Serpro deixou de comprar software que acompanharia comportamento de 151 milhões de contas gov.br

Quando a poeira baixar e o governo se sentar para discutir a invasão ao Siafi, que segundo a Folha de São Paulo ocorreu por meio de credenciais roubadas de ordenadores de despesas do Ministério da Gestão, a discussão terá que passar pelas falhas de segurança na plataforma gov.br. Foi por meio dela que os criminosos acessaram o sistema de pagamentos do governo federal. Depois desse episódio, ninguém poderá atestar que na atual conjuntura o gov.br é seguro. E não é, porque há uma nítida negligência da parte da direção do Serpro – a gestora da plataforma – que nos últimos anos vem deixando de investir em eficiência, suprimindo itens importantes na execução dos contratos de prestação de serviços de TI que assina.

Um exemplo claro dos erros cometidos por essa política vem ocorrendo desde outubro do ano passado. O Serpro tem empurrando com a barriga um processo de aquisição de uma solução OFD (Online Fraud Detection) em computação em nuvem. Entre as diversas funcionalidades este software visa detectar e prevenir fraudes ou abusos no acesso às contas da plataforma Acesso Gov.br. A ferramenta atua nos canais web e mobile da plataforma e ainda contaria com suporte especializado. Se ele detectar um comportamento estranho de um usuário no acesso à conta gov.br, ele começa a criar uma série “desafios” para forçar uma identificação maior da pessoa que está acessando. Se este usuário não conseguir responder a esses desafios ele bloqueia o acesso, por exemplo.

A solução OFD permite rastrear quando e quais as ações foram executadas, identificando o usuário que praticou essa movimentação. O armazenamento desses registros devem ficar sob a guarda do Serpro pelo período mínimo de 12 meses. O quantitativo de contas gov.br investigados por esse software deverá ser de 151,7 milhões de usuários. A ferramenta segue também todos os requisitos impostos pela Lei Geral de Proteção de Dados (LGPD).

Mas ainda não foi adquirida porque o Serpro fez exigências como a guarda dos dados ficar no Brasil. Não há nenhuma previsão de quando haverá o certame. Talvez agora com a “casa arrombada” a direção corra para resolver a questão.

O processo de compra deverá ser comandado pela Diretoria de Operações, mas curiosamente a audiência pública com os potenciais fornecedores foi conduzida pela Diretoria de Relações com os Clientes. O que demonstra também como as áreas do Serpro atuam de forma caótica na condução administrativa da empresa que, por sinal, ainda continua sem um diretor de Administração e Finanças. O cargo vem sendo ocupado interinamente pelo presidente da estatal, Alexandre Amorim.

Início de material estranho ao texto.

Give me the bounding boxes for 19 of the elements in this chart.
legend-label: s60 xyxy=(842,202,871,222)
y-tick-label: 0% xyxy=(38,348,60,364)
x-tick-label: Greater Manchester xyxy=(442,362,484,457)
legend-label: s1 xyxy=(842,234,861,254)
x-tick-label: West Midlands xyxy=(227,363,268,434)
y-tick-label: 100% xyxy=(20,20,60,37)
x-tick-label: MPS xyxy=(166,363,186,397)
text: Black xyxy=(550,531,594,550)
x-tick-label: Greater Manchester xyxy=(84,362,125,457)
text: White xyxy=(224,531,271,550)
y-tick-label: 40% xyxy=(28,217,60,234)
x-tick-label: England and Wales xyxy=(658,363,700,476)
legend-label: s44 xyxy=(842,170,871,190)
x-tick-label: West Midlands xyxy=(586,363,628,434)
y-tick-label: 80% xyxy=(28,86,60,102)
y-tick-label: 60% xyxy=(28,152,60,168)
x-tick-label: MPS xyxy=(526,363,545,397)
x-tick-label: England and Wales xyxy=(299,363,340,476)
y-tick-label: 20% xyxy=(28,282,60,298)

Apesar de todos os benefícios, os técnicos do Serpro explicam que essa solução dificilmente teria impedido a invasão ao Siafi através do gov.br, porque ele teve um grau de sofisticação fora do comum. O que pressupõe que os criminosos contaram com ajuda interna no governo. Mas isso a Polícia Federal ainda esclarecerá.

Segundo eles a falha de segurança ocorreu no Autenticador do “Acesso Gov”, que também não sofre atualizações desde 2019. E na parte de biometria teriam “bugs” que não foram corrigidos e abrem uma brecha na confiança da autenticação do usuário. Mas a solução OFD é considerada mais um item do portfólio de serviços que poderia estar ajudado a área de segurança do governo a detectar comportamentos incomuns de usuários que acessam a plataforma.

Então por que ainda não adquiriu? Porque, segundo técnicos do Serpro, existe uma cultura dentro da empresa de que, quando o “cliente não quer”, a área de vendas não pondera sobre os riscos de tal decisão pelos gestores públicos. Desde que o contrato saia, o resto pouco importa.

Um argumento frágil para uma estatal que economizou em torno de R$ 1,5 bilhão dos recursos oçamentários destinados para investimentos durante os últimos seis anos. Dinheiro que estava sendo represado para remunerar aqueles que comprassem a empresa num processo de privatização.